Serbian journalists visit Marquette

Serbian journalists shared their experiences with Marquette students and faculty during a panel November 9.

Photo by Brendan Ploen

Serbian journalists shared their experiences with Marquette students and faculty during a panel November 9.

Five Serbian journalists visited Johnston Hall Wednesday Nov. 9, to discuss their experiences in America covering the U.S. election. The journalists were visiting under the U.S. Library of Congress Open World Program.

The discussion was based upon the results of Tuesday’s election, the consequential rise of Donald Trump and the media’s coverage of the election.

“It feels like a professional failure because no one of the media and the agencies did not predict this,” said Jovana Gligorijevic, a board member in the Independent Journalists Association of Serbia. “It feels like a failure on all sides and it just does not make sense how they got this wrong. Our job in the media is to be a mediator between the elites and the general public, and in this case, it did not work.”

When asked about covering the ‘madness’ behind this election cycle, the Serbian journalists agreed it was important to cover.

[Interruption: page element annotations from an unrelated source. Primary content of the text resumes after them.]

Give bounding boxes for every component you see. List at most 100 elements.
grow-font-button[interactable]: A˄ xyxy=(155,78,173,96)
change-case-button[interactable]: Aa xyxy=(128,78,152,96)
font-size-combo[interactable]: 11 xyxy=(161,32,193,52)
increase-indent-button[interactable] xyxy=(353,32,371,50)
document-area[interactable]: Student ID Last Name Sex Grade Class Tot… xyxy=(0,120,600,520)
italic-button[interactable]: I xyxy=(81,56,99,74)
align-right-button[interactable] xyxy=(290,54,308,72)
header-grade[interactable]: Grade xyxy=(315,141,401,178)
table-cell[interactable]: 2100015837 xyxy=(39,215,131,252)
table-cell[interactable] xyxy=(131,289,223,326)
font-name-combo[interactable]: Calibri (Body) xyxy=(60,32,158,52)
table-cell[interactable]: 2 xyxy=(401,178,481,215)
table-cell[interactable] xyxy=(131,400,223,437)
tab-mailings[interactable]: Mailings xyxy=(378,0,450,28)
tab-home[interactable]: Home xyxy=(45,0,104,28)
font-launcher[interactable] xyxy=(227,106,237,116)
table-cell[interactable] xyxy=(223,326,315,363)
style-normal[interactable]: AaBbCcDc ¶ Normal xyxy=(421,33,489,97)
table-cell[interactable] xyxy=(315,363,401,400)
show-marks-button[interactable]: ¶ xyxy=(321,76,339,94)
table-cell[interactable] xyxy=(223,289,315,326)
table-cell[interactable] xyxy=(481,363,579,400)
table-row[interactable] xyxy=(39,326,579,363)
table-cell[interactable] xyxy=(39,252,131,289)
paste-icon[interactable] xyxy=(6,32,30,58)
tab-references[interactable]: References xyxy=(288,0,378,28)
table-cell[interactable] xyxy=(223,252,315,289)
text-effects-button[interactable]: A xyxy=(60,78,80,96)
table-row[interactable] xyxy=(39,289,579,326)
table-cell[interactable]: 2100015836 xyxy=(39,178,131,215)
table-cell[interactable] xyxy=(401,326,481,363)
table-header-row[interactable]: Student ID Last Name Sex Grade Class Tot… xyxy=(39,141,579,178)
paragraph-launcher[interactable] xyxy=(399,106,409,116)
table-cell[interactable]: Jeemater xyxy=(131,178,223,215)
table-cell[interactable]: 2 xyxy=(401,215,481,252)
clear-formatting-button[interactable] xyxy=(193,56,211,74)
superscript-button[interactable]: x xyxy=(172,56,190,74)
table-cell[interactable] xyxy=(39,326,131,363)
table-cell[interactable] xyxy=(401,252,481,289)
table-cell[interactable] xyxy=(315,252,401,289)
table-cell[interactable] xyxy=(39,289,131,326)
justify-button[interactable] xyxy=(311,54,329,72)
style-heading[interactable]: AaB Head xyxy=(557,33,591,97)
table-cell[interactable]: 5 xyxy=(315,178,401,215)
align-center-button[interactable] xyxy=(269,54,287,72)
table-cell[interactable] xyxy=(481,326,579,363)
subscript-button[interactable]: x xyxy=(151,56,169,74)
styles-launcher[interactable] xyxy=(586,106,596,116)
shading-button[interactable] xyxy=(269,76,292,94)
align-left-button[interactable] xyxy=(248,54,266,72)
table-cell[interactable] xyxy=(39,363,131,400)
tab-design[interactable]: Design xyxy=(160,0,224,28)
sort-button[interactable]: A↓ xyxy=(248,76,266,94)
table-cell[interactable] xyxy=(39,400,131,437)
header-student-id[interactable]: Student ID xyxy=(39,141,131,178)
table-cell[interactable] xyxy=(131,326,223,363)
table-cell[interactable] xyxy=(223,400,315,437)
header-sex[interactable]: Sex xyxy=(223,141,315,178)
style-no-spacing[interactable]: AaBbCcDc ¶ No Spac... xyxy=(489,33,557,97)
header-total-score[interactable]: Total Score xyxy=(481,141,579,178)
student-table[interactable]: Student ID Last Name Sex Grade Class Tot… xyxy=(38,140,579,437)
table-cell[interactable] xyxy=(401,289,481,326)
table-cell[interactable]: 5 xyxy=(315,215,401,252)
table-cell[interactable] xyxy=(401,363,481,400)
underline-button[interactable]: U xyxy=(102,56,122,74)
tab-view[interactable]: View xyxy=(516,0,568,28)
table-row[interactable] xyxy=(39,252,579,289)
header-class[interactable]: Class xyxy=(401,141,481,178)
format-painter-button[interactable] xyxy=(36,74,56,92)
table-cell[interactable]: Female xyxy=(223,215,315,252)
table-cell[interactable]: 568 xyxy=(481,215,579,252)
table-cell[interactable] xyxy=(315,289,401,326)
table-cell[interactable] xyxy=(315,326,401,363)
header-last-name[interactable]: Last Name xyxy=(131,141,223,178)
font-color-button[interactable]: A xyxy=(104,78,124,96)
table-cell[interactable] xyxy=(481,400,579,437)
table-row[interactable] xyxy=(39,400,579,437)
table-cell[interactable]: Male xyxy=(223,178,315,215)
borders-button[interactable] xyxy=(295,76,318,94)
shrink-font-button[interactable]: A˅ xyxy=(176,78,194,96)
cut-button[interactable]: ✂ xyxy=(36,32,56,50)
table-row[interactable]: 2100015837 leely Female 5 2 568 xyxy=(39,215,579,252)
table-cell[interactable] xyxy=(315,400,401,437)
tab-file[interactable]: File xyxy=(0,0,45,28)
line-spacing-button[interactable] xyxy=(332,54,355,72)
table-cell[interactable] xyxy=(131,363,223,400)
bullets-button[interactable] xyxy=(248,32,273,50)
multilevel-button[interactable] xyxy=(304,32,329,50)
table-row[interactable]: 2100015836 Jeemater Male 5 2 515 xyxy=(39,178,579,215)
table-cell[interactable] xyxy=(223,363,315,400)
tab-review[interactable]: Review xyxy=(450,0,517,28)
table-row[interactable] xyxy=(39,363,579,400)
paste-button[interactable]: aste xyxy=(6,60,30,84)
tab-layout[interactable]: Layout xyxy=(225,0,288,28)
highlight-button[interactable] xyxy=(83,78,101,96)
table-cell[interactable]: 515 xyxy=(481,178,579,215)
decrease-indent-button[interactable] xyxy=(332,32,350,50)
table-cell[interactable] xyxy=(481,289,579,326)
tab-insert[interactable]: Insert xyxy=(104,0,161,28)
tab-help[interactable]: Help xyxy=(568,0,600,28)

“This is history,” said Ana Kristic, an investigative journalist. “At some point, you stop being a human being and start becoming a journalist. Covering last night was a big moment around the world and we got to witness it.”

Filip Jovanovic, editor of a student newspaper, said he still enjoys covering politics in spite of this election.

“It is hard to explain,” Jovanovic said. “This is groundbreaking news. After all of this, I still love covering politics, and the fact that we get to be here and bring this news back to Serbia is very special.”

The Serbian journalists noted some stark contrasts between the way American journalists cover political events and the way Serbian journalists cover political events, most notably on social media.

“(In Serbia) If you say something about the party in power and supporters or the government do not agree, they will constantly attack you on social media,” said Nikola Kocovic, a radio host. “We have a smaller country and so we have an audience that pays a lot closer attention to us, and so everything we say is looked at by the government and the regular civilians.”

In Serbia, the way candidates are portrayed differs from the U.S. According to Gligorijevic, lawn signs supporting certain candidates are not seen and neither is political advertising on television.

“It is interesting to see what America does not have, but Serbia does,” Gligorijevic said. “In Serbia, we have ‘electoral silence’ which means that two days before the election, the country lets the people think for themselves and billboards and posters are taken down.”

Despite these differences, the journalists said they enjoyed learning about the American election system and look forward to bringing back their knowledge to Serbia and sharing it among readers.

“I think we definitely learned new ways and ideas to improve,” Jovanovic said. “Our general impression is that this campaign is very dirty but there are a lot of positives that we can take and try to implement in Serbia.”